India is a country where so many things go wrong. I want to sort out problems in society. I want to defend women. Please wish me well and help me finish my education so I can become a police officer.

Sandeep

Ulhasnagar Hostel is in an urban suburb of Mumbai.

The pressures of life within low caste communities all over India are amplified many times over in Mumbai: alcoholism, domestic violence, bonded labour, homelessness and poverty, all set against the backdrop of caste-based discrimination. None of the hostel boys are free from these influences, and the hostel warden, Ashwajeet Maitrak, explains that most find it hard to settle at first, and may run away because they are unused to the hostel structure of care and discipline.

Sandeep Sunil Tayade is 15 years-old and joined the hostel last year. When he was 10 his dad died during an operation for a burst appendix, and while his mum worked for twelve hours a day there was no-one to keep an eye on him. So he had been truanting from school and hanging around with older boys.

Sandeep’s mother, Chhaya, now 31, lives in Bhandup, a rapidly developing area of west Mumbai. She lives on a patch of waste ground surrounded by modern apartment blocks. Her home, which she now shares with Sandeep’s sister, is three foot by six foot, covered by scavenged plastic sheets held together by ropes, and sandwiched on either side by her extended family.

Chhaya cooks on two broken bricks and her bathroom is an open patch of wasteland nearby. During the rainy season the sheeting collapses and her few belongings become soaked and rotten.

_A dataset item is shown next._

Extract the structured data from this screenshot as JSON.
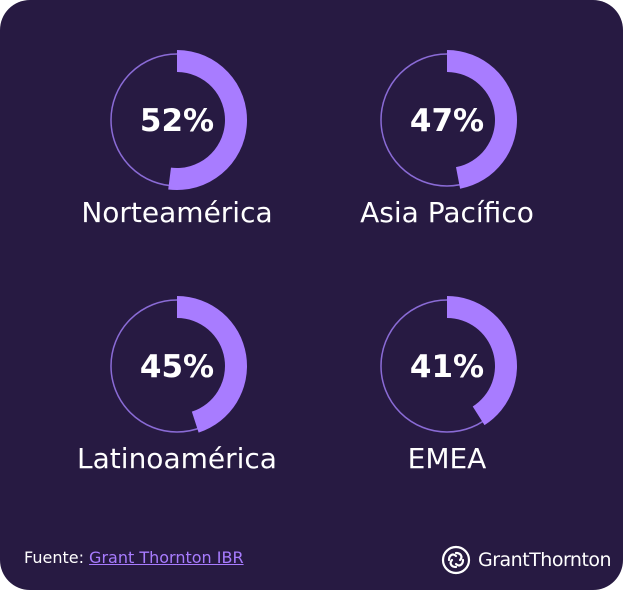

Having left school at nine years old when her mother died, Chhaya is still illiterate. She is one of millions of low-caste Dalits caught in unreliable, low-paid work through lack of education.

She can earn 100 rupees (about £1.20) per day collecting household waste from 60 homes and carrying it to a local rubbish dump, but Chhaya has malaria which means she often can’t work, and has to rely on leftover food from the householders to feed herself and her family.

“I need more help,” she says. “My son must complete his education. My life is so difficult because I have no education. I don’t want my son to have such a difficult life. The only help you can give me is to support my son.”

Of the 38 boys at Ulhasnagar hostel, more than 80% are from one-parent families living in poverty, so Chhaya’s and Sandeep’s situation is not unusual. The work at Karuna’s hostels goes further than simply meeting educational needs. It is focused on developing individuals who can become confident leaders in their communities.

When Sandeep first came to the hostel he was very shy, but he received a great deal of warmth and personal attention.

“I felt scared going to the hostel, but the people at the hostel are really friendly,” Sandeep said. “I didn’t like going to (my old) school but the atmosphere at my new school is good. I like being on my own. I have friends at the hostel, but I am also allowed to be on my own.”

A child-centred approach includes child ‘parliaments’ in which student representatives are voted for to act on behalf of their peers. This helps them to develop leadership skills from an early age, as well as a capacity to take initiative and responsibility.

Sandeep’s eyes light up when he talks about his role as Deputy Chief Minister in this Parliament. He tries to act as a role model and liaises with the hostel wardens on behalf of the other students.

The qualities of leadership, confidence and self-sufficiency that the wardens at Ulhasnagar encourage in Sandeep are those they also look to model themselves.

The hostel currently raises 40% of its income annually through regular donations from the local community and industry, with a pool of donors who give in a wide variety of other ways.

This movement towards self-sufficiency is central to Karuna’s vision of its work to help individuals become independent of their caste background, and to develop the skills and confidence they need to become leaders in their communities.

“I was elected because I have good relationships with the other students,” Sandeep says. “India is a country where so many things go wrong. I want to sort out problems in society. I want to defend women. Please wish me well and help me finish my education so I can become a police officer.”